Смертный грех

Светлана Бараней
святочный рассказ

«Все вещи хотят продлить свое существование»
Спиноза

Больше всего на свете Павел Михайлович Карпенко боялся смерти. Так уж получилось, что впервые она  показала свою гримасу, когда он был в столь юном возрасте, что даже не знал своего отчества и наивно полагал, что оно одно на всех – Ильич. Это Павлуше сообщил сосед Митька, который был на два года старше и уже пробовал курить. После чего без перехода предложил, как Ильич Ильичу пойти замучить лягушку, которую вчера заприметил в пруду.
Здесь, в полупересохшем котловане Павлуша впервые встретился со смертью.

Митька, отловив толстую жабу, вынул из грязных трусов перочинный ножик и великодушно протянул  младшему товарищу. Павлуша повертел в руках оружие, но так и не смог понять его назначения, а потому возвратил Митьке. «Эх ты, деревня, - осклабился сосед. – Смотри». И он легким, почти неуловимым движением, препарировал лягушку. Ее раздутый живот тотчас лопнул и оттуда серой соплей потянулась икра. «Гляди-ка, - беременная», - завопил Митька, и стал с остервенением кромсать жабу, отрезая ей поочередно передние, задние лапы, выкалывая глаза. Павлуша увидел только, как  существо в последний раз судорожно вздохнуло, и его вырвало прямо на темно-красное месиво.

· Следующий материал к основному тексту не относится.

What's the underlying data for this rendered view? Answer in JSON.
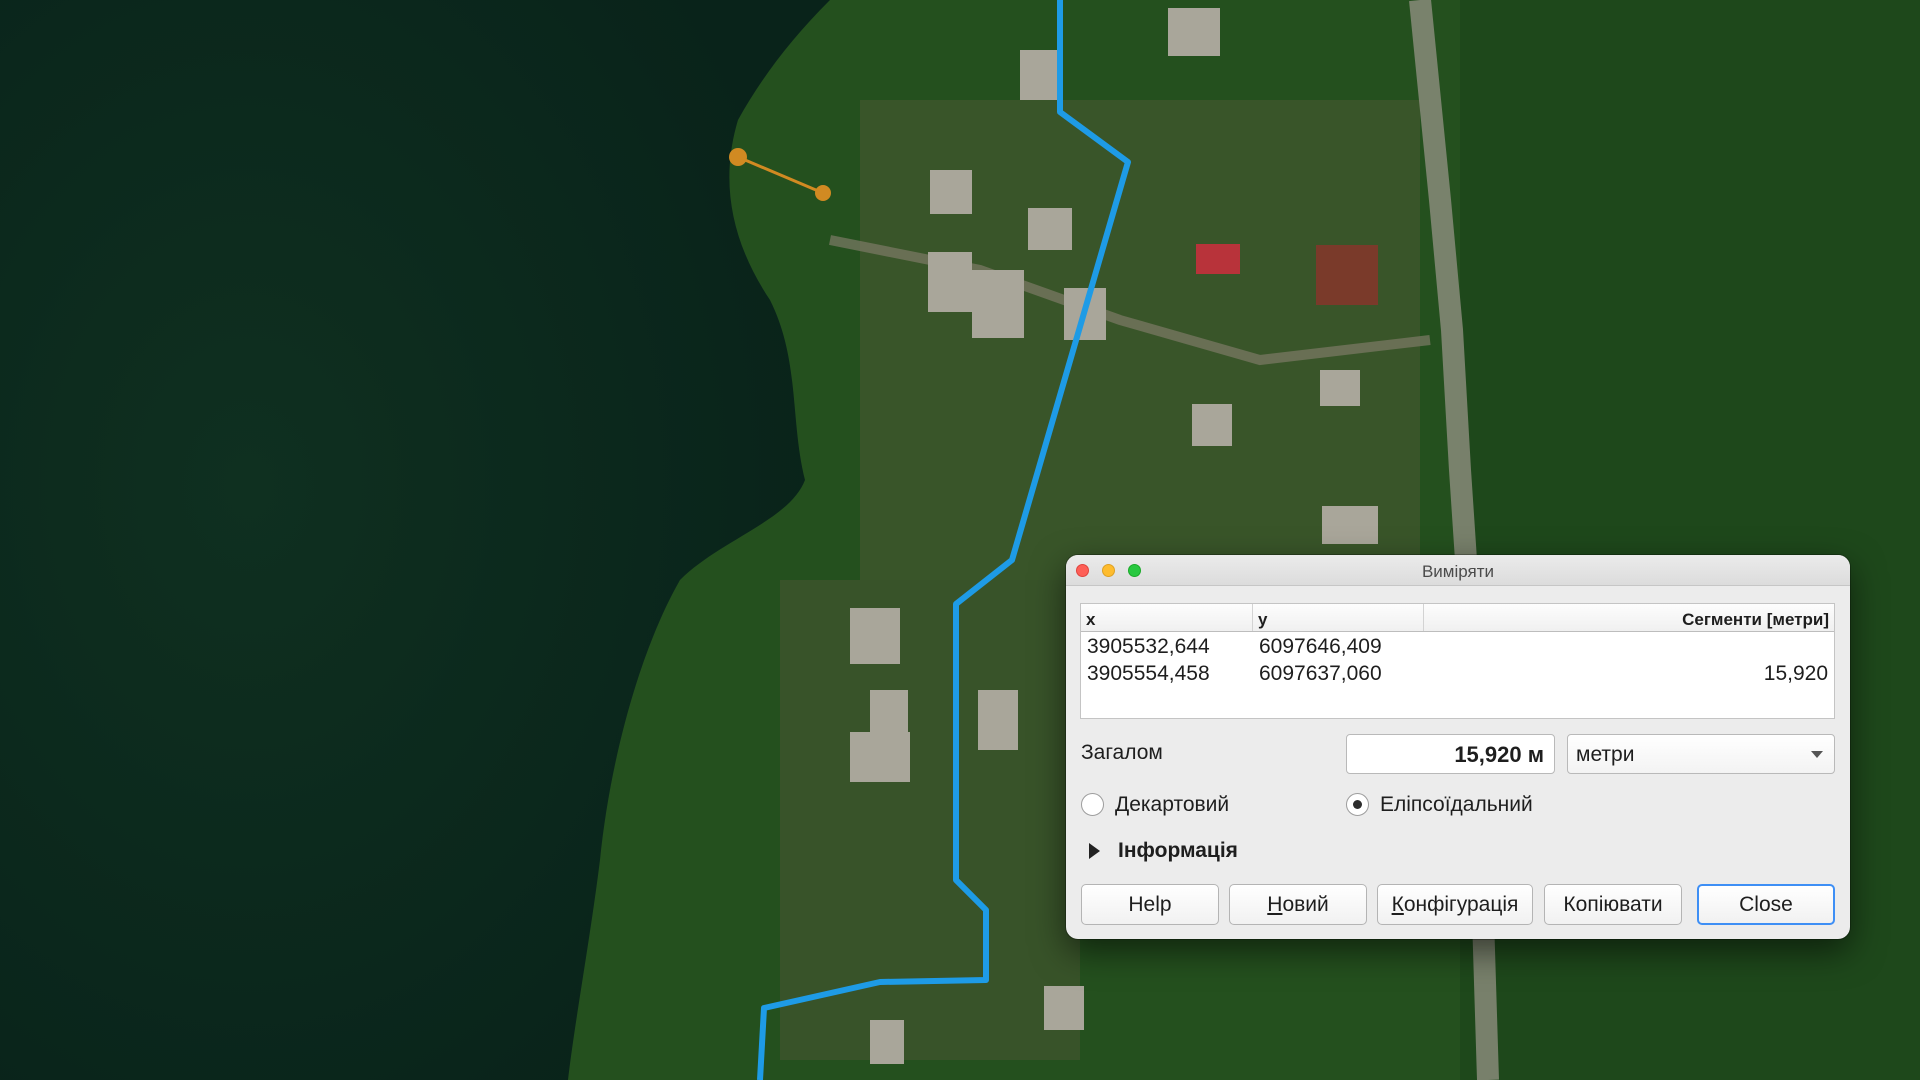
{
  "app": {
    "window_title": "Виміряти"
  },
  "map": {
    "water_color": "#0d2a1c",
    "vegetation_color": "#1f4a1c",
    "measure_line_color": "#1e9be6",
    "measure_points_color": "#d18a22"
  },
  "table": {
    "headers": {
      "x": "x",
      "y": "y",
      "segments": "Сегменти [метри]"
    },
    "rows": [
      {
        "x": "3905532,644",
        "y": "6097646,409",
        "segment": ""
      },
      {
        "x": "3905554,458",
        "y": "6097637,060",
        "segment": "15,920"
      }
    ]
  },
  "total": {
    "label": "Загалом",
    "value": "15,920 м",
    "units_selected": "метри"
  },
  "mode": {
    "cartesian_label": "Декартовий",
    "ellipsoidal_label": "Еліпсоїдальний",
    "selected": "ellipsoidal"
  },
  "info": {
    "label": "Інформація"
  },
  "buttons": {
    "help": "Help",
    "new_prefix": "Н",
    "new_rest": "овий",
    "config_prefix": "К",
    "config_rest": "онфігурація",
    "copy": "Копіювати",
    "close": "Close"
  }
}
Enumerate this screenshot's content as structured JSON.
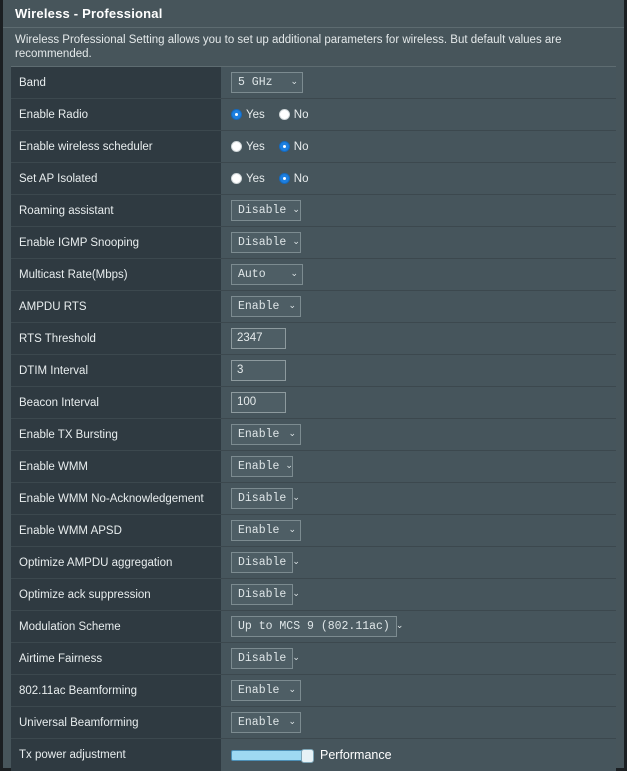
{
  "header": {
    "title": "Wireless - Professional"
  },
  "description": {
    "text": "Wireless Professional Setting allows you to set up additional parameters for wireless. But default values are recommended."
  },
  "icons": {
    "chevron_down": "⌄"
  },
  "radio_labels": {
    "yes": "Yes",
    "no": "No"
  },
  "colors": {
    "panel_bg": "#47555b",
    "label_cell_bg": "#2f3a41",
    "value_cell_bg": "#46555c",
    "radio_selected": "#1d7fe0",
    "slider_track": "#9ed9f2",
    "slider_border": "#4d8fb5",
    "text": "#e8edee"
  },
  "rows": [
    {
      "label": "Band",
      "control": "select",
      "value": "5 GHz"
    },
    {
      "label": "Enable Radio",
      "control": "radio",
      "selected": "Yes"
    },
    {
      "label": "Enable wireless scheduler",
      "control": "radio",
      "selected": "No"
    },
    {
      "label": "Set AP Isolated",
      "control": "radio",
      "selected": "No"
    },
    {
      "label": "Roaming assistant",
      "control": "select",
      "value": "Disable"
    },
    {
      "label": "Enable IGMP Snooping",
      "control": "select",
      "value": "Disable"
    },
    {
      "label": "Multicast Rate(Mbps)",
      "control": "select",
      "value": "Auto"
    },
    {
      "label": "AMPDU RTS",
      "control": "select",
      "value": "Enable"
    },
    {
      "label": "RTS Threshold",
      "control": "text",
      "value": "2347"
    },
    {
      "label": "DTIM Interval",
      "control": "text",
      "value": "3"
    },
    {
      "label": "Beacon Interval",
      "control": "text",
      "value": "100"
    },
    {
      "label": "Enable TX Bursting",
      "control": "select",
      "value": "Enable"
    },
    {
      "label": "Enable WMM",
      "control": "select",
      "value": "Enable"
    },
    {
      "label": "Enable WMM No-Acknowledgement",
      "control": "select",
      "value": "Disable"
    },
    {
      "label": "Enable WMM APSD",
      "control": "select",
      "value": "Enable"
    },
    {
      "label": "Optimize AMPDU aggregation",
      "control": "select",
      "value": "Disable"
    },
    {
      "label": "Optimize ack suppression",
      "control": "select",
      "value": "Disable"
    },
    {
      "label": "Modulation Scheme",
      "control": "select",
      "value": "Up to MCS 9 (802.11ac)"
    },
    {
      "label": "Airtime Fairness",
      "control": "select",
      "value": "Disable"
    },
    {
      "label": "802.11ac Beamforming",
      "control": "select",
      "value": "Enable"
    },
    {
      "label": "Universal Beamforming",
      "control": "select",
      "value": "Enable"
    },
    {
      "label": "Tx power adjustment",
      "control": "slider",
      "value": "Performance",
      "percent": 100
    }
  ]
}
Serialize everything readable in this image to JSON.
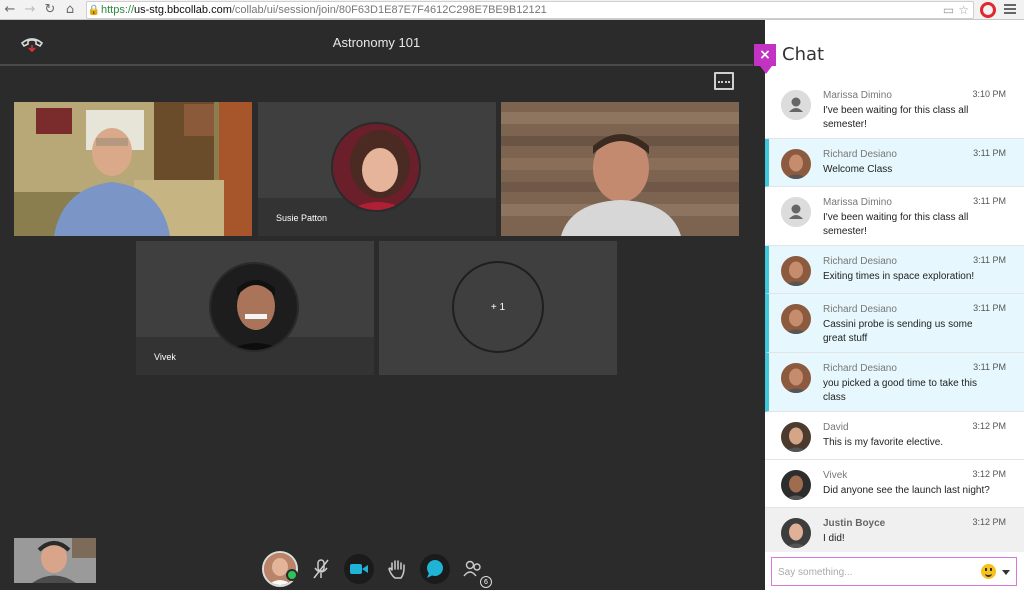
{
  "browser": {
    "url_scheme": "https://",
    "url_host": "us-stg.bbcollab.com",
    "url_path": "/collab/ui/session/join/80F63D1E87E7F4612C298E7BE9B12121"
  },
  "session": {
    "title": "Astronomy 101",
    "participants": [
      {
        "name": ""
      },
      {
        "name": "Susie Patton"
      },
      {
        "name": ""
      },
      {
        "name": "Vivek"
      }
    ],
    "more_count": "+ 1",
    "attendees_badge": "6"
  },
  "chat": {
    "title": "Chat",
    "close_label": "×",
    "input_placeholder": "Say something...",
    "messages": [
      {
        "author": "Marissa Dimino",
        "time": "3:10 PM",
        "text": "I've been waiting for this class all semester!",
        "style": "normal",
        "avatar": "default"
      },
      {
        "author": "Richard Desiano",
        "time": "3:11 PM",
        "text": "Welcome Class",
        "style": "highlight",
        "avatar": "photo"
      },
      {
        "author": "Marissa Dimino",
        "time": "3:11 PM",
        "text": "I've been waiting for this class all semester!",
        "style": "normal",
        "avatar": "default"
      },
      {
        "author": "Richard Desiano",
        "time": "3:11 PM",
        "text": "Exiting times in space exploration!",
        "style": "highlight",
        "avatar": "photo"
      },
      {
        "author": "Richard Desiano",
        "time": "3:11 PM",
        "text": "Cassini probe is sending us some great stuff",
        "style": "highlight",
        "avatar": "photo"
      },
      {
        "author": "Richard Desiano",
        "time": "3:11 PM",
        "text": "you picked a good time to take this class",
        "style": "highlight",
        "avatar": "photo"
      },
      {
        "author": "David",
        "time": "3:12 PM",
        "text": "This is my favorite elective.",
        "style": "normal",
        "avatar": "photo"
      },
      {
        "author": "Vivek",
        "time": "3:12 PM",
        "text": "Did anyone see the launch last night?",
        "style": "normal",
        "avatar": "photo"
      },
      {
        "author": "Justin Boyce",
        "time": "3:12 PM",
        "text": "I did!",
        "style": "selected",
        "avatar": "photo"
      }
    ]
  },
  "colors": {
    "accent": "#c233c4",
    "highlight_border": "#3ec8da",
    "highlight_bg": "#e6f8fd",
    "online": "#2fc25a",
    "control_blue": "#1fb3d6"
  }
}
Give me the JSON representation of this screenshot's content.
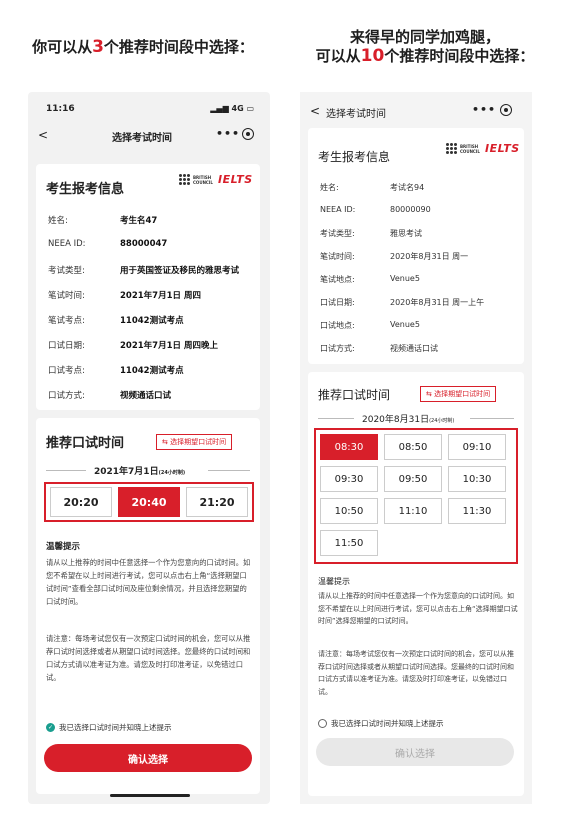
{
  "headline_left": {
    "pre": "你可以从",
    "num": "3",
    "post": "个推荐时间段中选择："
  },
  "headline_right": {
    "line1": "来得早的同学加鸡腿，",
    "pre": "可以从",
    "num": "10",
    "post": "个推荐时间段中选择："
  },
  "left": {
    "status_time": "11:16",
    "status_signal": "4G",
    "nav_back": "<",
    "nav_title": "选择考试时间",
    "nav_more": "•••",
    "brand_bc": "BRITISH COUNCIL",
    "brand_name": "IELTS",
    "info_title": "考生报考信息",
    "info_rows": [
      {
        "k": "姓名:",
        "v": "考生名47"
      },
      {
        "k": "NEEA ID:",
        "v": "88000047"
      },
      {
        "k": "考试类型:",
        "v": "用于英国签证及移民的雅思考试"
      },
      {
        "k": "笔试时间:",
        "v": "2021年7月1日 周四"
      },
      {
        "k": "笔试考点:",
        "v": "11042测试考点"
      },
      {
        "k": "口试日期:",
        "v": "2021年7月1日 周四晚上"
      },
      {
        "k": "口试考点:",
        "v": "11042测试考点"
      },
      {
        "k": "口试方式:",
        "v": "视频通话口试"
      }
    ],
    "rec_title": "推荐口试时间",
    "select_btn": "⇆ 选择期望口试时间",
    "date": "2021年7月1日",
    "date_note": "(24小时制)",
    "slots": [
      "20:20",
      "20:40",
      "21:20"
    ],
    "active_slot": "20:40",
    "tip_title": "温馨提示",
    "tip1": "请从以上推荐的时间中任意选择一个作为您意向的口试时间。如您不希望在以上时间进行考试，您可以点击右上角“选择期望口试时间”查看全部口试时间及座位剩余情况，并且选择您期望的口试时间。",
    "tip2": "请注意：每场考试您仅有一次预定口试时间的机会，您可以从推荐口试时间选择或者从期望口试时间选择。您最终的口试时间和口试方式请以准考证为准。请您及时打印准考证，以免错过口试。",
    "check_label": "我已选择口试时间并知晓上述提示",
    "confirm": "确认选择"
  },
  "right": {
    "nav_back": "<",
    "nav_title": "选择考试时间",
    "nav_more": "•••",
    "brand_bc": "BRITISH COUNCIL",
    "brand_name": "IELTS",
    "info_title": "考生报考信息",
    "info_rows": [
      {
        "k": "姓名:",
        "v": "考试名94"
      },
      {
        "k": "NEEA ID:",
        "v": "80000090"
      },
      {
        "k": "考试类型:",
        "v": "雅思考试"
      },
      {
        "k": "笔试时间:",
        "v": "2020年8月31日 周一"
      },
      {
        "k": "笔试地点:",
        "v": "Venue5"
      },
      {
        "k": "口试日期:",
        "v": "2020年8月31日 周一上午"
      },
      {
        "k": "口试地点:",
        "v": "Venue5"
      },
      {
        "k": "口试方式:",
        "v": "视频通话口试"
      }
    ],
    "rec_title": "推荐口试时间",
    "select_btn": "⇆ 选择期望口试时间",
    "date": "2020年8月31日",
    "date_note": "(24小时制)",
    "slots": [
      "08:30",
      "08:50",
      "09:10",
      "09:30",
      "09:50",
      "10:30",
      "10:50",
      "11:10",
      "11:30",
      "11:50"
    ],
    "active_slot": "08:30",
    "tip_title": "温馨提示",
    "tip1": "请从以上推荐的时间中任意选择一个作为您意向的口试时间。如您不希望在以上时间进行考试，您可以点击右上角“选择期望口试时间”选择您期望的口试时间。",
    "tip2": "请注意：每场考试您仅有一次预定口试时间的机会，您可以从推荐口试时间选择或者从期望口试时间选择。您最终的口试时间和口试方式请以准考证为准。请您及时打印准考证，以免错过口试。",
    "check_label": "我已选择口试时间并知晓上述提示",
    "confirm": "确认选择"
  },
  "colors": {
    "accent": "#d81f2a",
    "check": "#1a9e8f"
  }
}
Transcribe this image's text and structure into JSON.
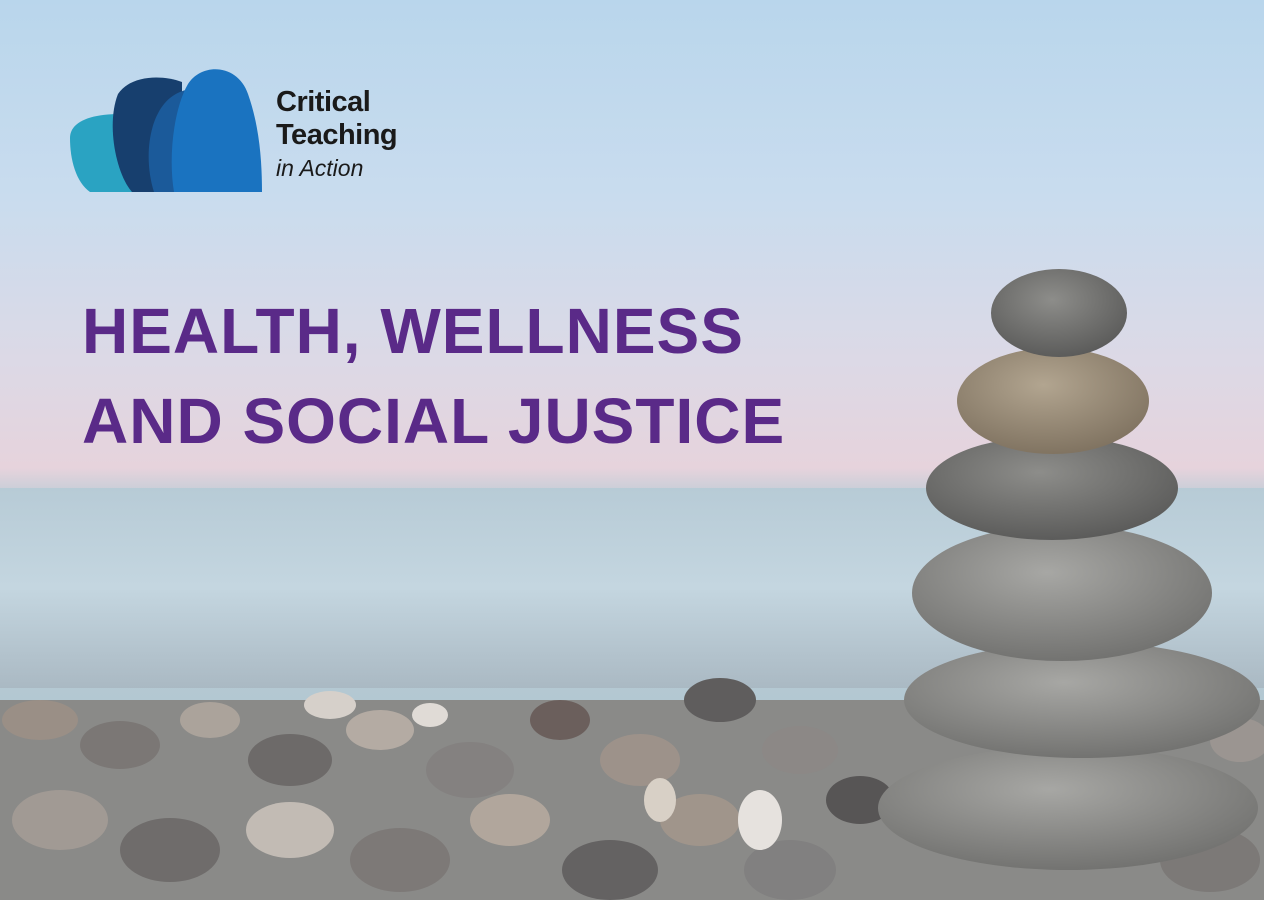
{
  "brand": {
    "line1": "Critical",
    "line2": "Teaching",
    "line3": "in Action",
    "colors": {
      "petal_light": "#2aa3c2",
      "petal_mid": "#1b5a9a",
      "petal_dark": "#173f6e",
      "petal_bright": "#1a73c0"
    }
  },
  "headline": {
    "line1": "HEALTH, WELLNESS",
    "line2": "AND SOCIAL JUSTICE",
    "color": "#5a2a88"
  }
}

Этот случай положил начало бесконечной череде напоминаний о смерти. Спустя год Павлуша стал свидетелем того, как грузовик задавил кошку. Она лежала на асфальте, глядя на мир потускневшими от боли глазами и пыталась отползти, запутавшись в прилипших внутренностях. Павлик смотрел во все глаза, и только тут вдруг его осенило, что много лет спустя он так же, как эта умирающая кошка, будет, корчась от боли и отчаяния, пытаться зацепиться за жизнь, уже не в силах ничего изменить.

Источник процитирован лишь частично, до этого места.